These shrimp are a type of freshwater shrimp that can grow to be up to 6 inches long. They’re also known as “palm shrimp” due to their size. They’re native to the hard water streams of Japan and are not generally found in most other parts of the world.
They’re also among the most popular shrimp species due to their striking appearance. In this article, we’ll explore some of the best ways you can take care of your Amano Shrimp for it to live a long and healthy life in your home aquarium.
What are they?
As mentioned earlier, this critter is a type of freshwater shrimp that can grow to be up to 6 inches long. They’re also known as “palm shrimp” due to their size. They have limited eyesight which helps them hide from predators, particularly larger fish. The coloration of the shrimps tends towards shades of grey with black highlights.
The colors are different depending on the type of shrimp you choose to keep in your tank but the Amano Shrimp has pincers on their front legs, perfect for gripping food and other small items that they can place into their mouths using their other two smaller front legs which are also used to walk along the substrate. They were named after Takashi Amano, a pioneer in aquascaping.
Maintenance Tips For Your Shrimp Tank
When keeping Amano in your tank, the most important thing to remember is that they love a natural environment. You will have to create a natural-looking biotope for them by using rocks, plants, and driftwood.
This way, you can keep your shrimp happy and healthy. The water also needs to be maintained at a pH between 6.5 and 8. The hardness should be at least 4 dH, but not exceed 7-8 DH. Dissolved oxygen must also remain above 50% of saturation levels after aeration has occurred for around 24 hours.

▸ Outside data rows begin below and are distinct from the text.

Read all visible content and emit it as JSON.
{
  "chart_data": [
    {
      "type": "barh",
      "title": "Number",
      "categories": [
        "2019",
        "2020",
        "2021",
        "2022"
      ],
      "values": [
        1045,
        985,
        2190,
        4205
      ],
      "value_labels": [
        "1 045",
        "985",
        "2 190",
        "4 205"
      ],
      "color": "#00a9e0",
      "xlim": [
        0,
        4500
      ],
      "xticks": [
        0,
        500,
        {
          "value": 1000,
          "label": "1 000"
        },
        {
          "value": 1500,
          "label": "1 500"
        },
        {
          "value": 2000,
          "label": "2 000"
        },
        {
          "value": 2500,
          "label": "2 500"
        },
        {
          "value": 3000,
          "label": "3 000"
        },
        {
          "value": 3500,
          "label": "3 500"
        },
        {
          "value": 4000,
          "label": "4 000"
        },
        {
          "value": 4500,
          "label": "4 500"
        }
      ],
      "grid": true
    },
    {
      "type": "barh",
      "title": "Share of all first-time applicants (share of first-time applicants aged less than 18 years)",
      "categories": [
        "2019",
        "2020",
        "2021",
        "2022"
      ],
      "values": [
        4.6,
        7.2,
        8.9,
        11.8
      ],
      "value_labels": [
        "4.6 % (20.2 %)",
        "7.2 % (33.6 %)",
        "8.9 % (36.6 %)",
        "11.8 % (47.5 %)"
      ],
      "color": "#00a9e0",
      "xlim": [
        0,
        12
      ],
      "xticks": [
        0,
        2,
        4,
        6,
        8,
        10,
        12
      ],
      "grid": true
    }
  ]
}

Toxic Fish And Shrimp Don’t Mix!
One thing you’ll need to keep in mind is that the Amano are very sensitive to their environment. So before getting one, make sure you are familiar with the basic terrain maintenance they can live in. Naivety in keeping them can result in losing your pet shrimp in no time, so you must purchase the right fish for your tank.
Avoid keeping any fish together with your shrimp if they’re harmful to shrimps, particularly Dojo Loaches (which love to eat shrimp), as well as Tiger Barbs.

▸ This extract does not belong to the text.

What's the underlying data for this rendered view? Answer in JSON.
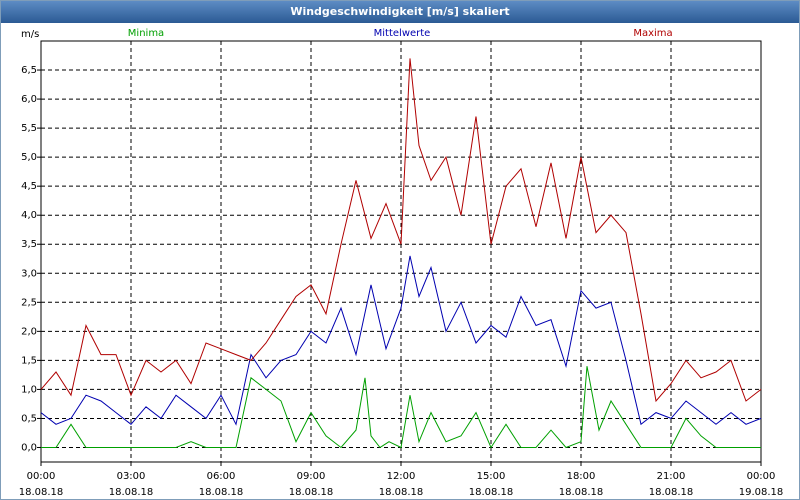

You also should not include any bottom-feeding fish or those that come from the same region as your shrimp, as they may try to compete for food with them.
Cleaning Your Shrimp Tank Is A Must!
You should clean your tank weekly so that toxic chemicals don’t accumulate and affect the health of your shrimp.
Everything in the tank must be taken out during cleaning, even plants and rocks so you can scrub everything down to remove any leftover food bits stuck onto surfaces or plants.
Rinse off all substrate materials before replacing them in the tank. Always remember to replace the water in the aquarium using a dechlorinating solution instead of just topping up with tap water.
Your shrimp could be at risk of having their shell damaged or broken when you’re cleaning the tank.
Do it with care so as not to damage your shrimp. It can also happen if they’re handled by children or pets without proper supervision, so watch over them when they’re playing around in the water or moving rocks and driftwood around.
An added blessing
The benefits of owning an aquarium with these little beings in it are numerous. Not only can you add a beautiful and mysterious touch to your décor, but these shrimp are also low maintenance and easy to care for.
They’re active swimmers that will provide hours of entertainment for you while they zip around the tank looking for food. If you have trouble locating Amano in stores near you, many online retailers sell them.
Health and maintenance challenges
There are a few potential risks that these pets can face in regards to their health. The food may contain bacteria or other pathogens that can make your shrimp sick if they consume it. Another risk is the water becoming too hard for them to tolerate.
Usually, this occurs when there’s an imbalance of electrolytes in the water, or when you have two different types of ammonia-based compounds in the tank. These could change the pH and other chemicals in a way that isn’t allowed by their biology and cause stress on them, leading to illness or death.
The final thing to consider here is what type of food you should feed your Amano Shrimp. When keeping them in tanks, you need to provide them with a diet containing spirulina algae (which is rich in carotene), along with chlorella (which contains nitrates). You shouldn’t feed them any other type of food besides the one you provide or else they may get sick and die due to malnutrition.
When it comes to the proper care, you must do your research to ensure they’re safe in your home. This means not introducing any fish into their personal space that would like to eat them for dinner!
It also takes a lot of patience and time to take care of these shrimp so be sure you have both if you plan on having them in your tank. If you do, however, then they’ll reward you with hours and hours of entertainment and enjoyment!